Last Wednesday at Unreasonable Institute’s final presentations, Roberto Carlos Rivera shared a deeply personal story. As a child, Roberto was involved in gang fights; he created hip-hop songs; and he had been kicked out of school – twice – because he stirred up emotions in his classmates.
Now, years later, Roberto is nominated a Top Young Change Agent. Roberto was selected as an Unreasonable Fellow and leads The Good Life Organization. In his own words: “I went from a dope-dealer to a hope-dealer”.
Listening to Roberto, a thought came to me: challenging moments in life are necessary opportunities to become a great person.
Looking at close friends and distant heroes, every single person I see as a leader has overcome big challenges in their life. I have friends who recovered from life-threatening accidents or convinced hundreds of people to join a cause before officially being a teenager. Gandhi was able to develop satyagraha because of his inhumane experience in South Africa; Jay-Z developed incredible perseverance because of his tough youth in the Bronx.

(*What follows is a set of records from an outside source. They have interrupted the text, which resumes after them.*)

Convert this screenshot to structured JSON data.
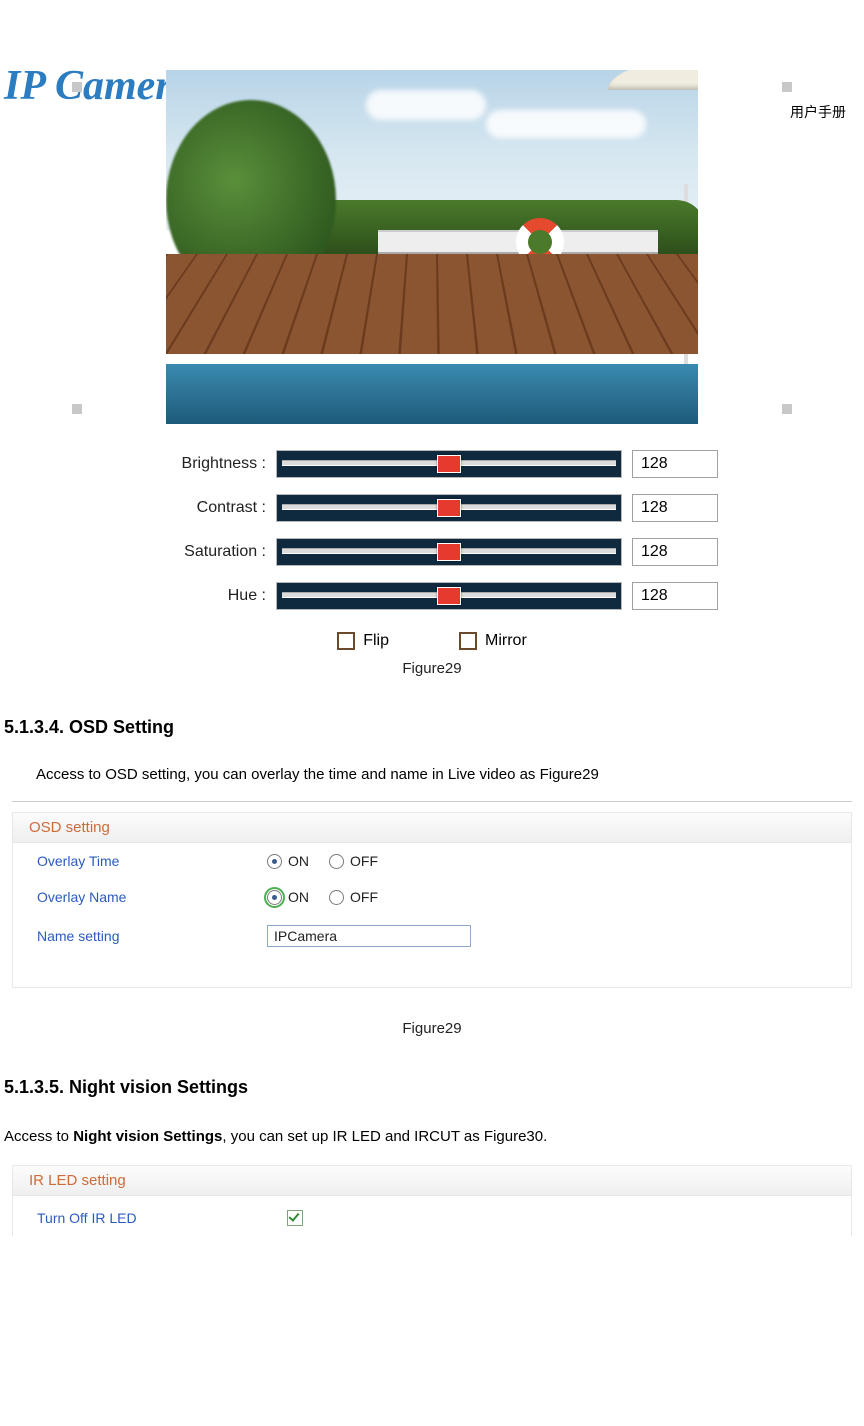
{
  "header": {
    "logo_text": "IP Camera",
    "right_text": "用户手册"
  },
  "figure29_image": {
    "sliders": [
      {
        "label": "Brightness :",
        "value": "128"
      },
      {
        "label": "Contrast :",
        "value": "128"
      },
      {
        "label": "Saturation :",
        "value": "128"
      },
      {
        "label": "Hue :",
        "value": "128"
      }
    ],
    "checkboxes": {
      "flip": {
        "label": "Flip",
        "checked": false
      },
      "mirror": {
        "label": "Mirror",
        "checked": false
      }
    },
    "caption": "Figure29"
  },
  "section_5134": {
    "heading": "5.1.3.4. OSD Setting",
    "body": "Access to OSD setting, you can overlay the time and name in Live video as Figure29"
  },
  "osd_panel": {
    "title": "OSD setting",
    "rows": {
      "overlay_time": {
        "label": "Overlay Time",
        "on": "ON",
        "off": "OFF",
        "selected": "ON"
      },
      "overlay_name": {
        "label": "Overlay Name",
        "on": "ON",
        "off": "OFF",
        "selected": "ON"
      },
      "name_setting": {
        "label": "Name setting",
        "value": "IPCamera"
      }
    },
    "caption": "Figure29"
  },
  "section_5135": {
    "heading": "5.1.3.5. Night vision Settings",
    "body_prefix": "Access to ",
    "body_bold": "Night vision Settings",
    "body_suffix": ", you can set up IR LED and IRCUT as Figure30."
  },
  "ir_panel": {
    "title": "IR LED setting",
    "turn_off_label": "Turn Off IR LED",
    "turn_off_checked": true
  }
}
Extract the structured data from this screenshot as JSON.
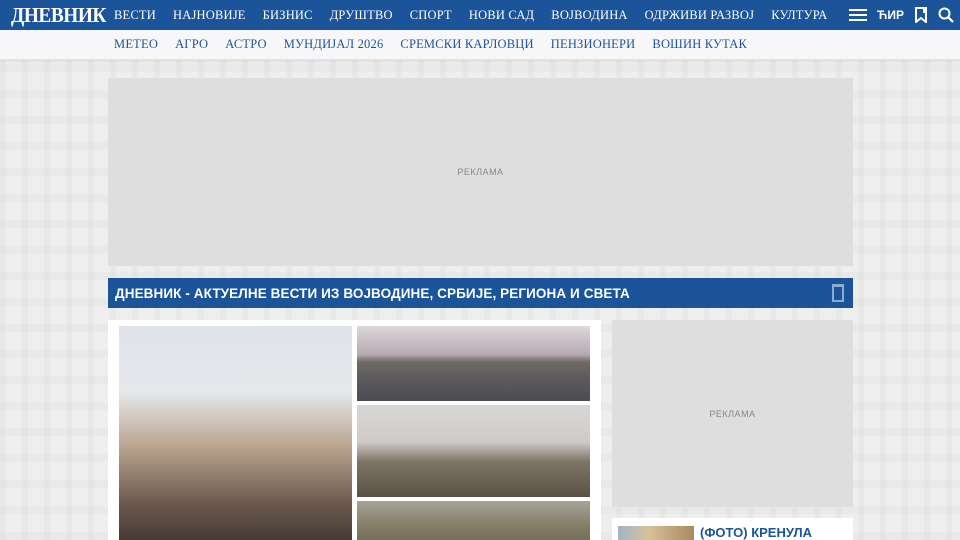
{
  "header": {
    "logo": "ДНЕВНИК",
    "nav": [
      "ВЕСТИ",
      "НАЈНОВИЈЕ",
      "БИЗНИС",
      "ДРУШТВО",
      "СПОРТ",
      "НОВИ САД",
      "ВОЈВОДИНА",
      "ОДРЖИВИ РАЗВОЈ",
      "КУЛТУРА"
    ],
    "script_toggle": "ЋИР",
    "icons": [
      "menu-icon",
      "bookmark-icon",
      "search-icon"
    ]
  },
  "subnav": [
    "МЕТЕО",
    "АГРО",
    "АСТРО",
    "МУНДИЈАЛ 2026",
    "СРЕМСКИ КАРЛОВЦИ",
    "ПЕНЗИОНЕРИ",
    "ВОШИН КУТАК"
  ],
  "ads": {
    "top_label": "РЕКЛАМА",
    "side_label": "РЕКЛАМА"
  },
  "section": {
    "title": "ДНЕВНИК - АКТУЕЛНЕ ВЕСТИ ИЗ ВОЈВОДИНЕ, СРБИЈЕ, РЕГИОНА И СВЕТА"
  },
  "side_news": {
    "title": "(ФОТО) КРЕНУЛА"
  },
  "colors": {
    "brand_blue": "#1b5499",
    "background": "#eeeeee"
  }
}
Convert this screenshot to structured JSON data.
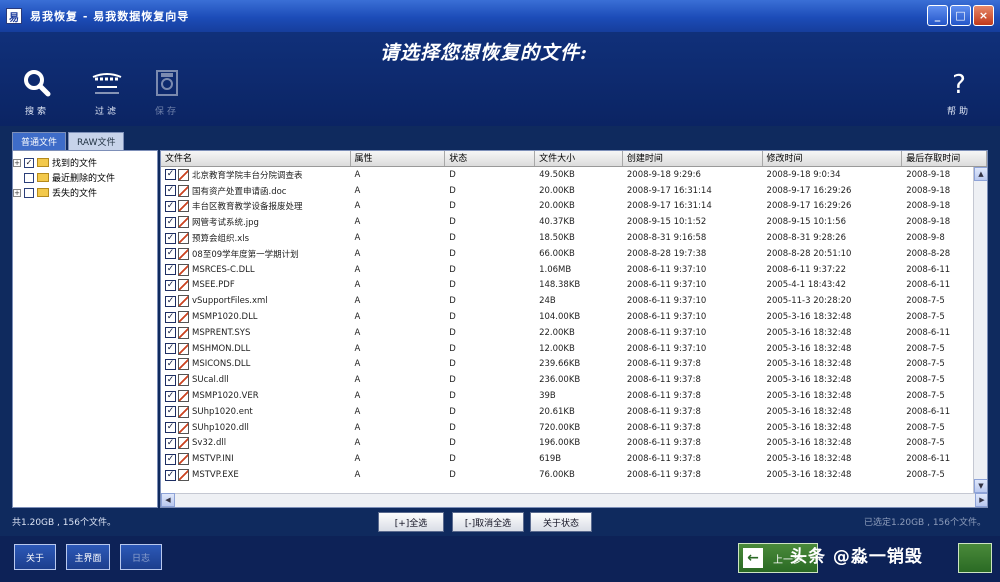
{
  "window": {
    "title": "易我恢复 - 易我数据恢复向导",
    "app_icon": "易",
    "minimize": "_",
    "maximize": "□",
    "close": "×"
  },
  "header": {
    "title": "请选择您想恢复的文件:"
  },
  "toolbar": {
    "search": "搜索",
    "filter": "过滤",
    "save": "保存",
    "help": "帮助"
  },
  "tabs": [
    "普通文件",
    "RAW文件"
  ],
  "tree": [
    {
      "label": "找到的文件",
      "checked": true,
      "expander": "+"
    },
    {
      "label": "最近删除的文件",
      "checked": false,
      "expander": ""
    },
    {
      "label": "丢失的文件",
      "checked": false,
      "expander": "+"
    }
  ],
  "columns": [
    "文件名",
    "属性",
    "状态",
    "文件大小",
    "创建时间",
    "修改时间",
    "最后存取时间"
  ],
  "rows": [
    {
      "name": "北京教育学院丰台分院调查表",
      "attr": "A",
      "state": "D",
      "size": "49.50KB",
      "ctime": "2008-9-18 9:29:6",
      "mtime": "2008-9-18 9:0:34",
      "atime": "2008-9-18"
    },
    {
      "name": "国有资产处置申请函.doc",
      "attr": "A",
      "state": "D",
      "size": "20.00KB",
      "ctime": "2008-9-17 16:31:14",
      "mtime": "2008-9-17 16:29:26",
      "atime": "2008-9-18"
    },
    {
      "name": "丰台区教育教学设备报废处理",
      "attr": "A",
      "state": "D",
      "size": "20.00KB",
      "ctime": "2008-9-17 16:31:14",
      "mtime": "2008-9-17 16:29:26",
      "atime": "2008-9-18"
    },
    {
      "name": "网管考试系统.jpg",
      "attr": "A",
      "state": "D",
      "size": "40.37KB",
      "ctime": "2008-9-15 10:1:52",
      "mtime": "2008-9-15 10:1:56",
      "atime": "2008-9-18"
    },
    {
      "name": "预算会组织.xls",
      "attr": "A",
      "state": "D",
      "size": "18.50KB",
      "ctime": "2008-8-31 9:16:58",
      "mtime": "2008-8-31 9:28:26",
      "atime": "2008-9-8"
    },
    {
      "name": "08至09学年度第一学期计划",
      "attr": "A",
      "state": "D",
      "size": "66.00KB",
      "ctime": "2008-8-28 19:7:38",
      "mtime": "2008-8-28 20:51:10",
      "atime": "2008-8-28"
    },
    {
      "name": "MSRCES-C.DLL",
      "attr": "A",
      "state": "D",
      "size": "1.06MB",
      "ctime": "2008-6-11 9:37:10",
      "mtime": "2008-6-11 9:37:22",
      "atime": "2008-6-11"
    },
    {
      "name": "MSEE.PDF",
      "attr": "A",
      "state": "D",
      "size": "148.38KB",
      "ctime": "2008-6-11 9:37:10",
      "mtime": "2005-4-1 18:43:42",
      "atime": "2008-6-11"
    },
    {
      "name": "vSupportFiles.xml",
      "attr": "A",
      "state": "D",
      "size": "24B",
      "ctime": "2008-6-11 9:37:10",
      "mtime": "2005-11-3 20:28:20",
      "atime": "2008-7-5"
    },
    {
      "name": "MSMP1020.DLL",
      "attr": "A",
      "state": "D",
      "size": "104.00KB",
      "ctime": "2008-6-11 9:37:10",
      "mtime": "2005-3-16 18:32:48",
      "atime": "2008-7-5"
    },
    {
      "name": "MSPRENT.SYS",
      "attr": "A",
      "state": "D",
      "size": "22.00KB",
      "ctime": "2008-6-11 9:37:10",
      "mtime": "2005-3-16 18:32:48",
      "atime": "2008-6-11"
    },
    {
      "name": "MSHMON.DLL",
      "attr": "A",
      "state": "D",
      "size": "12.00KB",
      "ctime": "2008-6-11 9:37:10",
      "mtime": "2005-3-16 18:32:48",
      "atime": "2008-7-5"
    },
    {
      "name": "MSICONS.DLL",
      "attr": "A",
      "state": "D",
      "size": "239.66KB",
      "ctime": "2008-6-11 9:37:8",
      "mtime": "2005-3-16 18:32:48",
      "atime": "2008-7-5"
    },
    {
      "name": "SUcal.dll",
      "attr": "A",
      "state": "D",
      "size": "236.00KB",
      "ctime": "2008-6-11 9:37:8",
      "mtime": "2005-3-16 18:32:48",
      "atime": "2008-7-5"
    },
    {
      "name": "MSMP1020.VER",
      "attr": "A",
      "state": "D",
      "size": "39B",
      "ctime": "2008-6-11 9:37:8",
      "mtime": "2005-3-16 18:32:48",
      "atime": "2008-7-5"
    },
    {
      "name": "SUhp1020.ent",
      "attr": "A",
      "state": "D",
      "size": "20.61KB",
      "ctime": "2008-6-11 9:37:8",
      "mtime": "2005-3-16 18:32:48",
      "atime": "2008-6-11"
    },
    {
      "name": "SUhp1020.dll",
      "attr": "A",
      "state": "D",
      "size": "720.00KB",
      "ctime": "2008-6-11 9:37:8",
      "mtime": "2005-3-16 18:32:48",
      "atime": "2008-7-5"
    },
    {
      "name": "Sv32.dll",
      "attr": "A",
      "state": "D",
      "size": "196.00KB",
      "ctime": "2008-6-11 9:37:8",
      "mtime": "2005-3-16 18:32:48",
      "atime": "2008-7-5"
    },
    {
      "name": "MSTVP.INI",
      "attr": "A",
      "state": "D",
      "size": "619B",
      "ctime": "2008-6-11 9:37:8",
      "mtime": "2005-3-16 18:32:48",
      "atime": "2008-6-11"
    },
    {
      "name": "MSTVP.EXE",
      "attr": "A",
      "state": "D",
      "size": "76.00KB",
      "ctime": "2008-6-11 9:37:8",
      "mtime": "2005-3-16 18:32:48",
      "atime": "2008-7-5"
    }
  ],
  "status": {
    "summary": "共1.20GB , 156个文件。",
    "right": "已选定1.20GB , 156个文件。"
  },
  "select_buttons": {
    "select_all": "[+]全选",
    "deselect_all": "[-]取消全选",
    "about_state": "关于状态"
  },
  "nav": {
    "about": "关于",
    "home": "主界面",
    "log": "日志",
    "back": "上一步",
    "back_arrow": "←"
  },
  "watermark": "头条 @淼一销毁",
  "colors": {
    "header_bg": "#0b2463",
    "accent": "#3e6cc8",
    "back_button": "#2a6a24"
  }
}
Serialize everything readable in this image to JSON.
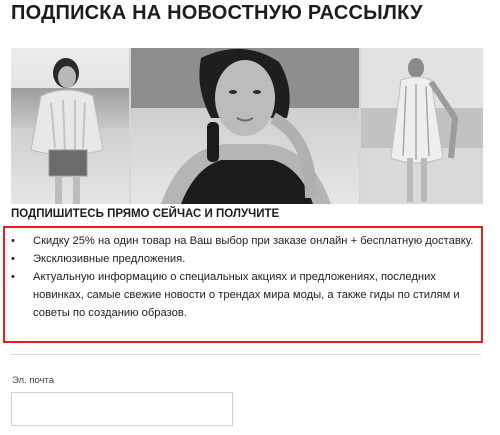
{
  "page": {
    "title": "ПОДПИСКА НА НОВОСТНУЮ РАССЫЛКУ"
  },
  "hero": {
    "images": [
      {
        "name": "model-knit-sweater-photo"
      },
      {
        "name": "model-portrait-earrings-photo"
      },
      {
        "name": "model-striped-dress-photo"
      }
    ]
  },
  "benefits": {
    "heading": "ПОДПИШИТЕСЬ ПРЯМО СЕЙЧАС И ПОЛУЧИТЕ",
    "bullet": "•",
    "items": [
      "Скидку 25% на один товар на Ваш выбор при заказе онлайн + бесплатную доставку.",
      "Эксклюзивные предложения.",
      "Актуальную информацию о специальных акциях и предложениях, последних новинках, самые свежие новости о трендах мира моды, а также гиды по стилям и советы по созданию образов."
    ]
  },
  "form": {
    "email_label": "Эл. почта",
    "email_value": "",
    "email_placeholder": ""
  },
  "colors": {
    "highlight_border": "#e02020",
    "divider": "#d8d8d8"
  }
}
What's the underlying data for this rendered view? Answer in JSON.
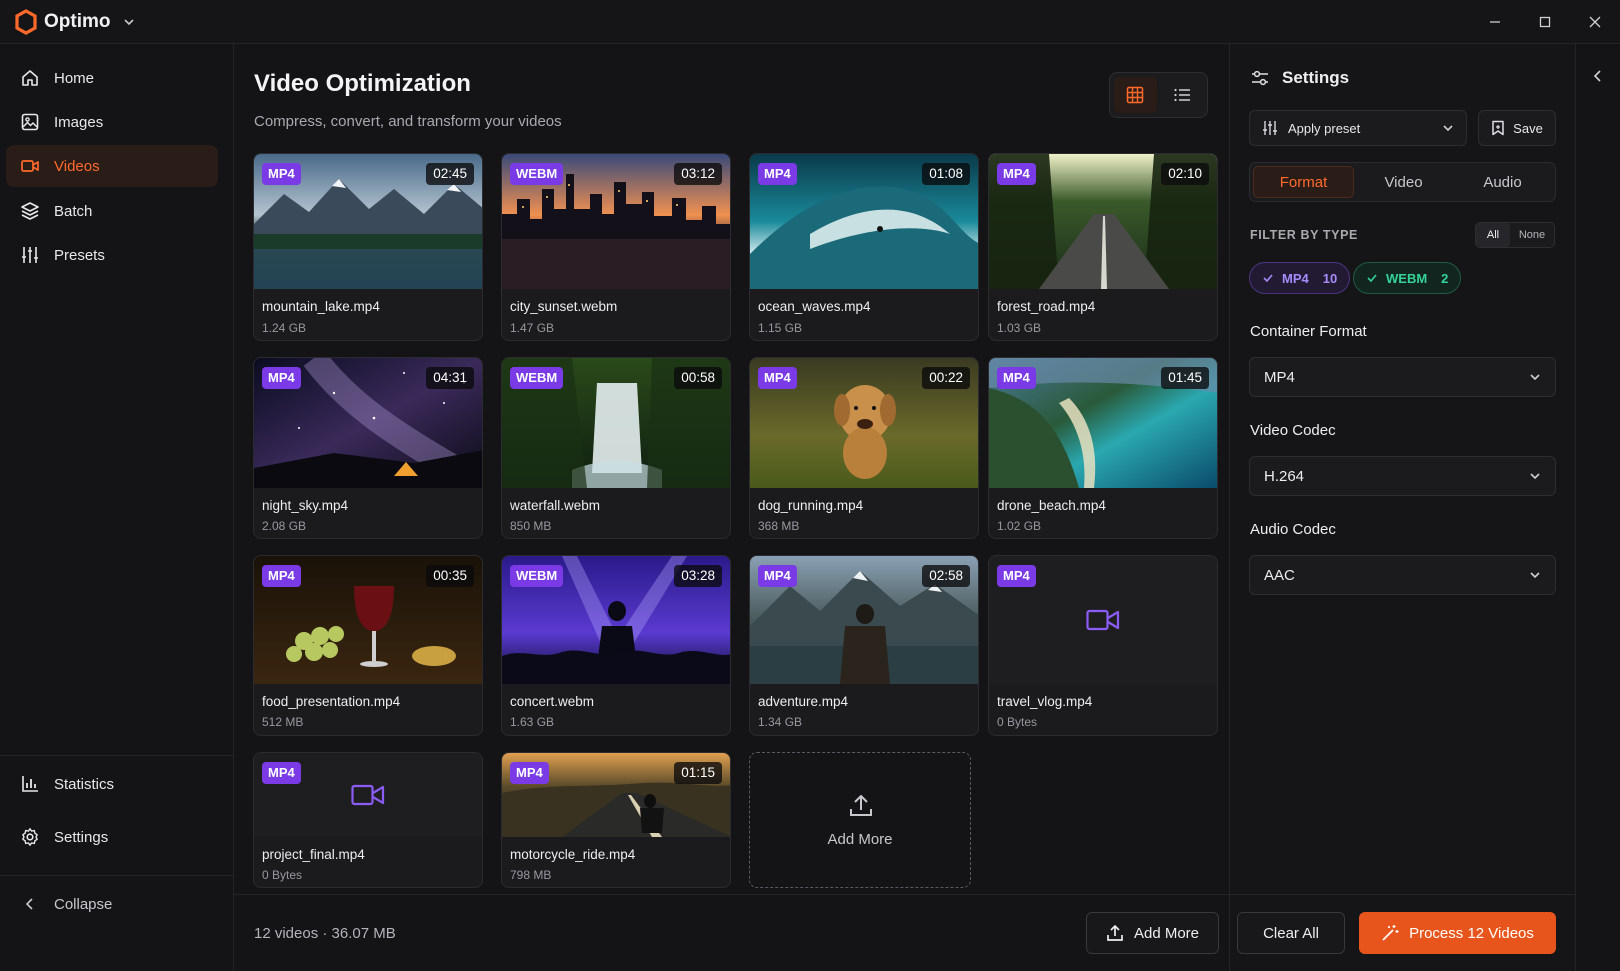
{
  "app": {
    "name": "Optimo"
  },
  "sidebar": {
    "items": [
      {
        "label": "Home",
        "icon": "home-icon"
      },
      {
        "label": "Images",
        "icon": "image-icon"
      },
      {
        "label": "Videos",
        "icon": "video-icon",
        "active": true
      },
      {
        "label": "Batch",
        "icon": "layers-icon"
      },
      {
        "label": "Presets",
        "icon": "sliders-icon"
      }
    ],
    "statistics": "Statistics",
    "settings": "Settings",
    "collapse": "Collapse"
  },
  "main": {
    "title": "Video Optimization",
    "subtitle": "Compress, convert, and transform your videos",
    "videos": [
      {
        "format": "MP4",
        "duration": "02:45",
        "name": "mountain_lake.mp4",
        "size": "1.24 GB"
      },
      {
        "format": "WEBM",
        "duration": "03:12",
        "name": "city_sunset.webm",
        "size": "1.47 GB"
      },
      {
        "format": "MP4",
        "duration": "01:08",
        "name": "ocean_waves.mp4",
        "size": "1.15 GB"
      },
      {
        "format": "MP4",
        "duration": "02:10",
        "name": "forest_road.mp4",
        "size": "1.03 GB"
      },
      {
        "format": "MP4",
        "duration": "04:31",
        "name": "night_sky.mp4",
        "size": "2.08 GB"
      },
      {
        "format": "WEBM",
        "duration": "00:58",
        "name": "waterfall.webm",
        "size": "850 MB"
      },
      {
        "format": "MP4",
        "duration": "00:22",
        "name": "dog_running.mp4",
        "size": "368 MB"
      },
      {
        "format": "MP4",
        "duration": "01:45",
        "name": "drone_beach.mp4",
        "size": "1.02 GB"
      },
      {
        "format": "MP4",
        "duration": "00:35",
        "name": "food_presentation.mp4",
        "size": "512 MB"
      },
      {
        "format": "WEBM",
        "duration": "03:28",
        "name": "concert.webm",
        "size": "1.63 GB"
      },
      {
        "format": "MP4",
        "duration": "02:58",
        "name": "adventure.mp4",
        "size": "1.34 GB"
      },
      {
        "format": "MP4",
        "duration": "",
        "name": "travel_vlog.mp4",
        "size": "0 Bytes"
      },
      {
        "format": "MP4",
        "duration": "",
        "name": "project_final.mp4",
        "size": "0 Bytes"
      },
      {
        "format": "MP4",
        "duration": "01:15",
        "name": "motorcycle_ride.mp4",
        "size": "798 MB"
      }
    ],
    "add_more_card": "Add More",
    "footer": {
      "count_text": "12 videos · 36.07 MB",
      "add_more": "Add More",
      "clear_all": "Clear All",
      "process": "Process 12 Videos"
    }
  },
  "panel": {
    "title": "Settings",
    "apply_preset": "Apply preset",
    "save": "Save",
    "tabs": [
      "Format",
      "Video",
      "Audio"
    ],
    "filter_label": "FILTER BY TYPE",
    "filter_all": "All",
    "filter_none": "None",
    "chips": [
      {
        "label": "MP4",
        "count": "10"
      },
      {
        "label": "WEBM",
        "count": "2"
      }
    ],
    "container_label": "Container Format",
    "container_value": "MP4",
    "video_codec_label": "Video Codec",
    "video_codec_value": "H.264",
    "audio_codec_label": "Audio Codec",
    "audio_codec_value": "AAC"
  },
  "colors": {
    "accent": "#ff6a2b",
    "format_badge": "#7a3be6",
    "mp4_chip": "#a78bfa",
    "webm_chip": "#34d399"
  }
}
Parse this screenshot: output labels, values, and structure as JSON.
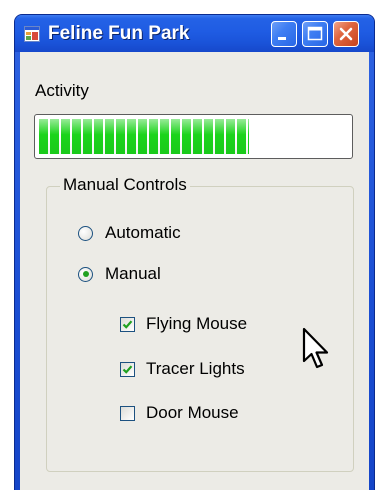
{
  "window": {
    "title": "Feline Fun Park",
    "icon": "application-icon",
    "controls": {
      "minimize": "minimize-icon",
      "maximize": "maximize-icon",
      "close": "close-icon"
    }
  },
  "activity": {
    "label": "Activity",
    "progress_fraction": 0.68
  },
  "manual_controls": {
    "legend": "Manual Controls",
    "modes": [
      {
        "label": "Automatic",
        "selected": false
      },
      {
        "label": "Manual",
        "selected": true
      }
    ],
    "toys": [
      {
        "label": "Flying Mouse",
        "checked": true
      },
      {
        "label": "Tracer Lights",
        "checked": true
      },
      {
        "label": "Door Mouse",
        "checked": false
      }
    ]
  },
  "colors": {
    "titlebar": "#1f5ce3",
    "client_background": "#ecebe6",
    "progress_fill": "#1bd41b",
    "close_button": "#e06640",
    "radio_dot": "#21a121",
    "check_mark": "#21a121"
  }
}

This idea – that life challenges are necessary to develop character – triggers two observations. First, shielding children from pain may not be the best way to raise happy, fulfilled human beings. Brene Brown echoes this in an On Being podcast (mins 31:30-35:00). According to Brene Brown, American parents can be overprotective, a missed opportunity for their children to build character. “Hope is a function of struggle”, Brene Brown says, “I see students who have never experienced real adversity. How that shows up is hopelessness”.
Second, when children with seemingly dark futures ahead of them can break out of destructive patterns there is great hope for them. The struggle for life has given them the opportunity to build real character. These kids have the rough material to become diamonds.
Have you experienced adversity in your youth? Which were the moments that define you as you are? Do you know great leaders who have not struggled with adversity?